Take heart! A joyous moment awaits you in the not-too-distant future. You will once again approach the altar and receive Jesus in the Eucharist. The sweetness of his Body and Blood will flood your soul and make you a living tabernacle of his love. He, in his glorified flesh, will touch you and fill you with the joy that comes from being in the presence of a friend.
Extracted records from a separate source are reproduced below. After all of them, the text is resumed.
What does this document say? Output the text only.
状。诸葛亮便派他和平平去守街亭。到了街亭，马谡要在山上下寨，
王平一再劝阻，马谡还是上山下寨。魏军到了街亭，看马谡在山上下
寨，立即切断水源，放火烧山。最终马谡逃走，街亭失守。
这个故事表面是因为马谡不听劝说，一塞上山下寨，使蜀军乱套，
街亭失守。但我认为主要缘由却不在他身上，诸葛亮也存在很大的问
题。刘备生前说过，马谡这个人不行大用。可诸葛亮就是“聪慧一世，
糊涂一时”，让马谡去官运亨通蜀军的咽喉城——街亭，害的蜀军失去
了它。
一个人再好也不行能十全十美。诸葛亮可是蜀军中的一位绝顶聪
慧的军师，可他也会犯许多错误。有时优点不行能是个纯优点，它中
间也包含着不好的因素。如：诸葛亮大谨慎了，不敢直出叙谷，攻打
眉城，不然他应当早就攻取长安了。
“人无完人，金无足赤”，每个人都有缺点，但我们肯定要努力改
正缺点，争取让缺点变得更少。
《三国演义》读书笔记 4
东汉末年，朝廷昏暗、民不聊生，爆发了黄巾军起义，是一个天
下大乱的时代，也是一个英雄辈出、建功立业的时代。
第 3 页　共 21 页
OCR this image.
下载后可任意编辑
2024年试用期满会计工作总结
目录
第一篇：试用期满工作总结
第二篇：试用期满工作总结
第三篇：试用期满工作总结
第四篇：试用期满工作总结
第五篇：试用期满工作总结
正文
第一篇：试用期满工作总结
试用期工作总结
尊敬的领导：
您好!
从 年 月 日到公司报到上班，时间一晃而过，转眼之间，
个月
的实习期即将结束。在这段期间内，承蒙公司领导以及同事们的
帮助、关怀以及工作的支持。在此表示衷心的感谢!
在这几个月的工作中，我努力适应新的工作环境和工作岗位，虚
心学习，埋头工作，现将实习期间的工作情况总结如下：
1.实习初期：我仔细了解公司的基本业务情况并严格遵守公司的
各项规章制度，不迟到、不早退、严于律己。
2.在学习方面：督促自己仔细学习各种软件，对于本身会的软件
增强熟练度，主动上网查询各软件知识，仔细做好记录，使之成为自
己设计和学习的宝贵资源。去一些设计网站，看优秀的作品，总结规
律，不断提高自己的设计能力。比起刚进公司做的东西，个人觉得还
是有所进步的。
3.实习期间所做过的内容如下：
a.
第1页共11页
But what about now? Now is the time of desire. It’s the time to embody the thirst of Jesus on the cross, the thirst with which he desires union with you and with me. Desire is what spiritual communion is all about. Spiritual communion is meant to spark in your heart here and now the desire for union with Jesus in the Eucharist. The deeper the desire, the more intimate the union with the Beloved when you receive him. The day of being united to your Savior and Redeemer will surely come. For now, we must prepare for this wondrous meeting, and every moment counts. 

Call upon him throughout the day: “Come, Lord Jesus!” “Jesus, I trust in you.” Ask for the outpouring of the Holy Spirit: “Come Holy Spirit! Renew the face of the earth!” Embrace the silence and solitude of your apartment. Or, if the house is full, take time each day to pray as a family. Frequent the sacrament of confession where it is available. Especially in these holy days, ask for a contemplative spirit with which to accompany the Lord in his passion, death, and resurrection. 

Cultivating these practices in our daily lives, our desire for Jesus will become pure and holy like Mary’s most perfect desire.

“In her daily preparation for Calvary, Mary experienced a kind of “anticipated Eucharist” – one might say a “spiritual communion” – of desire and of oblation, which would culminate in her union with her Son in his passion, and then find expression after Easter by her partaking in the Eucharist which the Apostles celebrated as the memorial of that passion.” (Ecclesia de Eucharistia 56)

In the passion of our current time, and especially today, we stand at the foot of the cross with Mary. Here we are truly in union with Jesus through prayer, yet we also earnestly desire the most intimate union that comes with receiving him in the Eucharist. You, too, wait alongside Mary for your “after Easter” communion. Until that moment of heavenly sweetness and spiritual refreshment, live in the joy of holy expectation that arises from a deep desire for your first holy communion after this crisis is over.